Indigenous artwork has been painted on one of Australia’s most important new satellite antennas.

The upgraded Alice Springs antenna was officially commissioned this week, in a ceremony highlighting both the antenna’s key role in the United States Landsat program, and the artwork painted on its surface that recognises the Arrernte people as traditional owners of the land.

“In 1979 Alice Springs was chosen to host the Landsat Ground Station because of its position in the centre of Australia. Some 37 years on, the antenna is still receiving critical data from international satellites, and with this $4 million upgrade it can now send commands to US Landsat satellites, making it one of only three in the world with this capability,” said Geoscience Australia CEO Dr Chris Pigram said.

“The size of the continent means Australian communities rely on satellite imagery for a range of critical tasks; it is used to respond to natural disasters, monitor land use, develop agriculture and ensure our water security.”

Aboriginal not for profit company, CAT, project managed the antenna’s upgrade, which according to CAT’s Chairman, Peter Renehan, was a natural transition.

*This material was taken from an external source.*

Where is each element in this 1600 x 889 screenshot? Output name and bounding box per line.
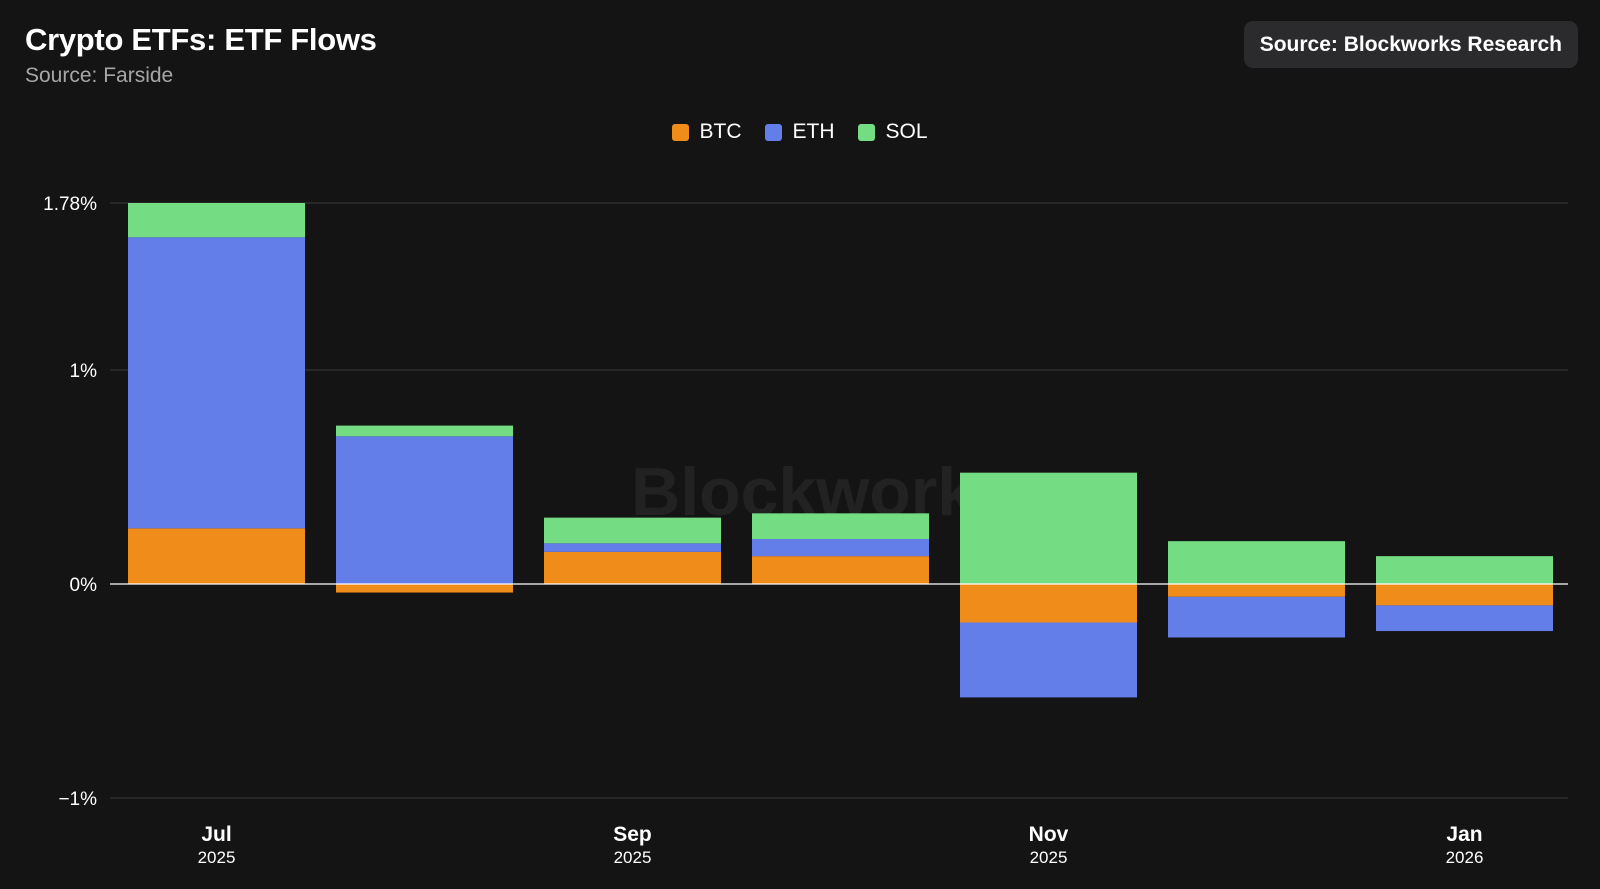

“We’ve built a very strong relationship with Geoscience Australia and I think what this project can show to the rest of Australia is that professional, locally-based Aboriginal organisations are capable and you can get these outcomes,” Peter Renehan said.

Arrernte artist, Roseanne Kemarre Ellis created the artwork and helped adapt it to apply to the antenna.

“For me what ties this project together is that Aboriginal art is like a depiction of the land and Aboriginal people do have an aerial view when they paint their art, when they're talking about their country and what it means to them. So there is a connection to the art and the satellite imagery,” Peter Renehan said.

“Having the artwork on the antenna means a lot to Aboriginal people here in Alice, particularly our Board and the Council of Batchelor Institute and the other like-minded organisations on the site. It's a stamp for us to say this is Aboriginal country.”

The artwork, Caterpillar Tracks, highlights the link between the Arrernte people's mapping of their land, and the role of the antenna in collecting satellite imagery of the Earth.

In the Arrernte Aboriginal people's creation story, the Alice Springs region was created by giant caterpillars. These creatures become the ridges of the East and West MacDonnell Ranges that shelter the town of Mparntwe (Alice Springs).

This painting shows the landscape and describes the location of bush tucker, hunting grounds, water holes, travelling routes and other features.

The antenna was formally commissioned this week by Minister for Resources and Northern Australia Matt Canavan, who recognised the important role of the facility in supporting international satellite programs since its construction.